LIEU HISTORIQUE

Pompe du pont Notre-Dame (Disparue – Emplacement)

Lieu disparu

Adresse : 198 Pont Notre Dame, 75004 Paris, France

« En 1669, Daniel Jolly, chargé de la direction de la Samaritaine, proposa d’établir au pont Notre-Dame une machine semblable. Il se chargea d’élever trente à quarante pouces d’eau de la rivière pour la somme de 20 000 livres.

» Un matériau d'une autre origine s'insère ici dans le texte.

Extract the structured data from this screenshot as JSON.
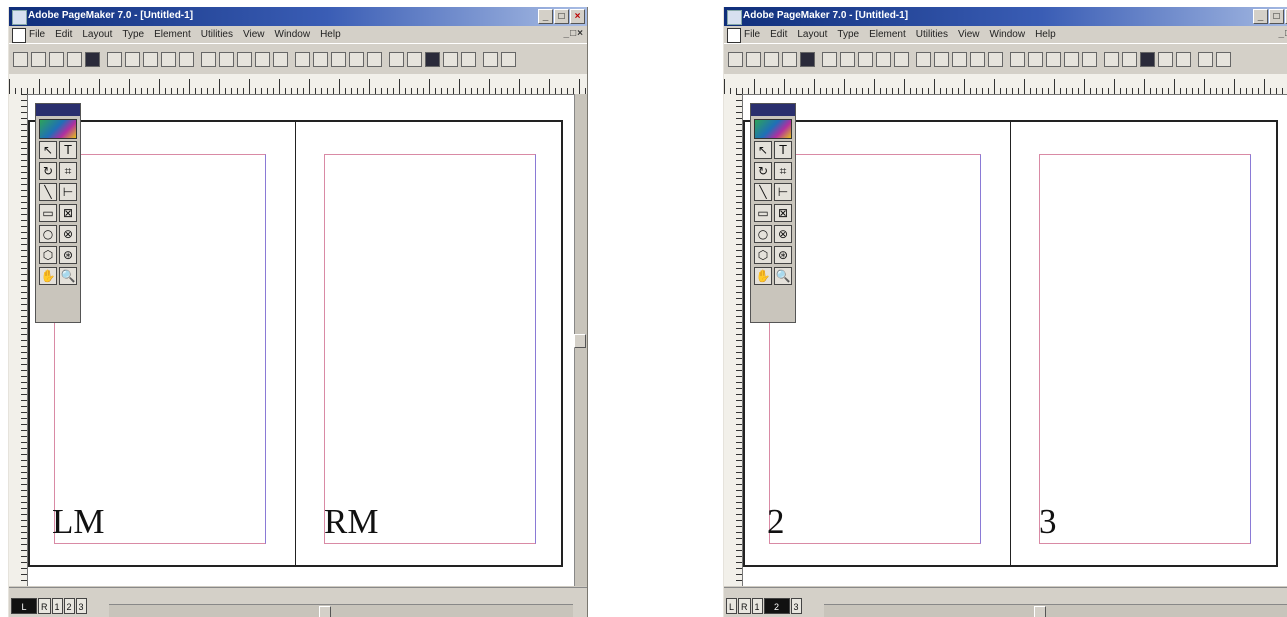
{
  "windows": [
    {
      "title": "Adobe PageMaker 7.0 - [Untitled-1]",
      "menu": [
        "File",
        "Edit",
        "Layout",
        "Type",
        "Element",
        "Utilities",
        "View",
        "Window",
        "Help"
      ],
      "pages": [
        {
          "label": "LM"
        },
        {
          "label": "RM"
        }
      ],
      "page_icons": [
        "L",
        "R",
        "1",
        "2",
        "3"
      ]
    },
    {
      "title": "Adobe PageMaker 7.0 - [Untitled-1]",
      "menu": [
        "File",
        "Edit",
        "Layout",
        "Type",
        "Element",
        "Utilities",
        "View",
        "Window",
        "Help"
      ],
      "pages": [
        {
          "label": "2"
        },
        {
          "label": "3"
        }
      ],
      "page_icons": [
        "L",
        "R",
        "1",
        "2",
        "3"
      ]
    }
  ],
  "window_buttons": {
    "minimize": "_",
    "maximize": "□",
    "close": "×"
  },
  "toolbox_tools": [
    "pointer-tool",
    "text-tool",
    "rotate-tool",
    "crop-tool",
    "line-tool",
    "constrained-line-tool",
    "rectangle-tool",
    "rectangle-frame-tool",
    "ellipse-tool",
    "ellipse-frame-tool",
    "polygon-tool",
    "polygon-frame-tool",
    "hand-tool",
    "zoom-tool"
  ],
  "colors": {
    "title_bar": "#0f2e7a",
    "margin_guide": "#d98aa5",
    "column_guide": "#8a7ad6",
    "chrome": "#d4d0c8"
  }
}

Cette proposition fut acceptée, et cette pompe donna trente pouces d’eau en 1671. Un autre mécanicien, Jacques Demance, éleva en même temps une seconde machine, composée de huit corps de pompe, qui fut placée au-dessous du même pont et qui donna cinquante pouces d’eau. Ces pompes étaient renfermées dans un bâtiment dont la porte était assez remarquable : on y voyait un Fleuve et une Naïade, deux chefs-d’œuvre de Goujon, qui avaient appartenu à un édifice du Marché-Neuf, démoli pour agrandir cette place. Au-dessus était un médaillon de Louis XIV et une inscription de Santeul, dont voici la traduction par le grand Corneille : Que le Dieu de la Seine a d’amour pour Paris ! Dès qu’il en peut baiser les rivages chéris, De ses flots suspendus la descente plus douce Laisse douter aux yeux s’il avance ou rebrousse. Lui-même à son canal il dérobe ses eaux Qu’il y fait rejaillir par de secrètes veines; Et le plaisir qu’il prend à voir des lieux si beaux, De grand fleuve qu’il est le transforme en fontaines.

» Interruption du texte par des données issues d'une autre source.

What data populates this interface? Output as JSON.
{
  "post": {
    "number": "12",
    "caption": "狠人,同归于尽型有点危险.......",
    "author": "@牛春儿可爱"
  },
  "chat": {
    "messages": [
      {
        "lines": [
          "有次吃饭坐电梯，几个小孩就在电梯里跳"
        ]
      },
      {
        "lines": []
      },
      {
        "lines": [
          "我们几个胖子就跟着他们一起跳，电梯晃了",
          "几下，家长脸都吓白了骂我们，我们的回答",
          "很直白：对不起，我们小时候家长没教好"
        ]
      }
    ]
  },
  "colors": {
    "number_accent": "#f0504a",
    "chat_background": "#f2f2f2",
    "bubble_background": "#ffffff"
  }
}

Ces constructions furent réparées en 1678 et 1708. La pompe du pont Notre-Dame donne encore aujourd’hui soixante-dix pouces d’eau de la Seine.

La construction de la pompe du pont Notre-Dame, en procurant aux différents quartiers de Paris une plus grande quantité d’eau, nécessita l’accroissement des fontaines. Nous avons vu plusieurs fois que les concessions d’eau, dont le gouvernement se montrait si prodigue, étaient funestes aux besoins du public; on les révoqua en grande partie sous le règne de Louis XIV. Enfin, lorsque les machines hydrauliques de Jolly et de Demance furent en fonction, un arrêt du conseil d’État, du 22 avril 1671, ordonna qu’il serait établi des conduites nouvelles pour la distribution des eaux; qu’une fontaine serait construite au faubourg Saint-Marcel, une autre au faubourg Saint-Victor; que la fontaine située près de l’église des Carmes serait transférée dans la place Maubert; qu’on en construirait une sur la place du Palais-Royal, une autre au-dessus de l’église Saint-Roch, et une troisième dans la rue Richelieu, toutes alimentées par les eaux de Sa Majesté; que les eaux provenant des sources du pré Saint-Gervais fourniraient à deux nouvelles fontaines établies, l’une aux Petits-Carreaux et l’autre contre le mur des Petits-Pères, rue du Mail : que celles que fournissent les pompes du pont Notre-Dame seraient placées au carrefour de Bussy, au petit marché du faubourg Saint-Germain, au carrefour de la Charité (rue Taranne), à la Croix-Rouge, dans le même faubourg; sur la place du collège des Quatre-Nations, sur la place Dauphine, sur la place de la Bastille, enfin au bas de la rue Saint-Martin. Mais cet arrêt important ne fut pas exécuté en entier, et au lieu de quinze fontaines nouvelles, il n’en fut établi que neuf. Celle qui devait être placée près de l’église Saint Roch le fut près du couvent des Capucins, et la fontaine destinée à la place du collège des Quatre-Nations fut établie sur le quai Conti : ce n’était qu’une bouche d’eau qui fut abandonnée au bout de quelques années. Cependant le nombre des fontaines s’augmenta peu à peu sous ce règne, et on en compte près de trente. »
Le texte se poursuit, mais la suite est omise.